Nick Moss et al. banging out the blues, coming to Moondog's
Casual listeners may perceive the blues as sad or depressing music. But guitarist Nick Moss often finds humor in the genre, sometimes in the most unexpected places.
The title track from his new album, "The High Cost of Low Living," is a prime example.
"The best places (to find song titles) are Baptist churches in the South," says Moss, who appears with harmonica player Dennis Gruenling and his band March 10 at Moondog's in Blawnox. "You see these great titles on their little billboards in front of their churches. "The High Cost of Low Living," I got that right off a Baptist church in some small town in Georgia when we were on our way to Alabama to do a gig."
Other songs on the album – notably "Get Right Before You Left" and "Get Your Hands Out of My Pockets" – share a similar sense of whimsy. But Moss is nothing if not serious about the music. He started playing in Chicago clubs three decades ago, first as a bassist before switching to guitar, with bluesman including Jimmy Dawkins, Jimmy Rogers and Willie "Big Eyes" Smith.
"The way I look at it is I'm a direct descendant of them," he says. "I don't mean that by blood. I'm a follower, a devotee, if you will. Those guys were the guys I looked up to, those are the guys I revered, those are the guys I ended up playing with, those are the guys I called my friends. It felt like they were family to me."
Moss' blood family also steered him to music. His parents were avid music fans, and his grandmother, of Austrian-German descent, played harmonica.
"Sometimes she would just blow these little tunes," Moss says of his grandmother. "She knew all the little songs of the day. And I don't think she even realized she was influencing my brother and me to become musicians, but that was our first taste of live music: my grandmother singing to us and playing harmonica."
Harmonica remains an important part of Moss' sound that taps into traditional Chicago blues while also containing a contemporary edge. In 2016, Moss start to collaborate full time with Gruenling, a New Jersey native whom he considers to be one of the world's greatest harmonica players.
"I don't use that term lightly because I've played with some of the world's greatest blues harmonica players," Moss says, "and Dennis is right up there. He has a very unique approach to his phrasing. It's not exactly the norm. I hate to use this term, but there's usually some type of formula guys will use.
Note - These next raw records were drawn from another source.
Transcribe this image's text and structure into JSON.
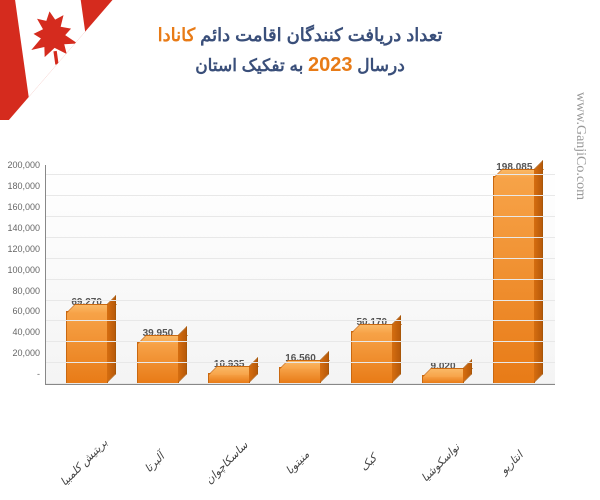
{
  "title": {
    "line1_prefix": "تعداد دریافت کنندگان اقامت دائم ",
    "line1_highlight": "کانادا",
    "line2_prefix": "درسال ",
    "line2_highlight": "2023",
    "line2_suffix": " به تفکیک استان"
  },
  "watermark": "www.GanjiCo.com",
  "chart": {
    "type": "bar",
    "ymax": 210000,
    "yticks": [
      {
        "v": 0,
        "label": "-"
      },
      {
        "v": 20000,
        "label": "20,000"
      },
      {
        "v": 40000,
        "label": "40,000"
      },
      {
        "v": 60000,
        "label": "60,000"
      },
      {
        "v": 80000,
        "label": "80,000"
      },
      {
        "v": 100000,
        "label": "100,000"
      },
      {
        "v": 120000,
        "label": "120,000"
      },
      {
        "v": 140000,
        "label": "140,000"
      },
      {
        "v": 160000,
        "label": "160,000"
      },
      {
        "v": 180000,
        "label": "180,000"
      },
      {
        "v": 200000,
        "label": "200,000"
      }
    ],
    "bars": [
      {
        "label": "بریتیش کلمبیا",
        "value": 69270,
        "display": "69,270"
      },
      {
        "label": "آلبرتا",
        "value": 39950,
        "display": "39,950"
      },
      {
        "label": "ساسکاچوان",
        "value": 10935,
        "display": "10,935"
      },
      {
        "label": "منیتوبا",
        "value": 16560,
        "display": "16,560"
      },
      {
        "label": "کبک",
        "value": 50170,
        "display": "50,170"
      },
      {
        "label": "نواسکوشیا",
        "value": 9020,
        "display": "9,020"
      },
      {
        "label": "انتاریو",
        "value": 198085,
        "display": "198,085"
      }
    ],
    "bar_color_top": "#f7a348",
    "bar_color_bottom": "#e87b17",
    "bar_border": "#c96810",
    "grid_color": "#e8e8e8",
    "background": "#ffffff",
    "title_color": "#3a4f7a",
    "highlight_color": "#e87b17",
    "label_fontsize": 11,
    "value_fontsize": 10,
    "ytick_fontsize": 9
  },
  "flag": {
    "red": "#d52b1e",
    "white": "#ffffff"
  }
}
You hear that a lot with generic style harmonica playing and you can almost predict what will be played next. And Dennis has a wide vocabulary because he listens to a lot of music – big band music, blues, early rock and soul. He not only has harmonica licks, but saxophone licks, guitar licks, piano licks, even vocal licks."
Moss compares Greunling to the late William Clarke, who died in 1996 at the age of 45, but left an indelible impression on blues music.
As it turns out, Clarke's widow, Jeannette Clarke, lives outside of Pittsburgh "and comes to all of our shows in Pittsburgh, Moss says. "She loves Dennis, because he probably reminds her of Bill a little bit."
Rege Behe is a Tribune-Review contributing writer.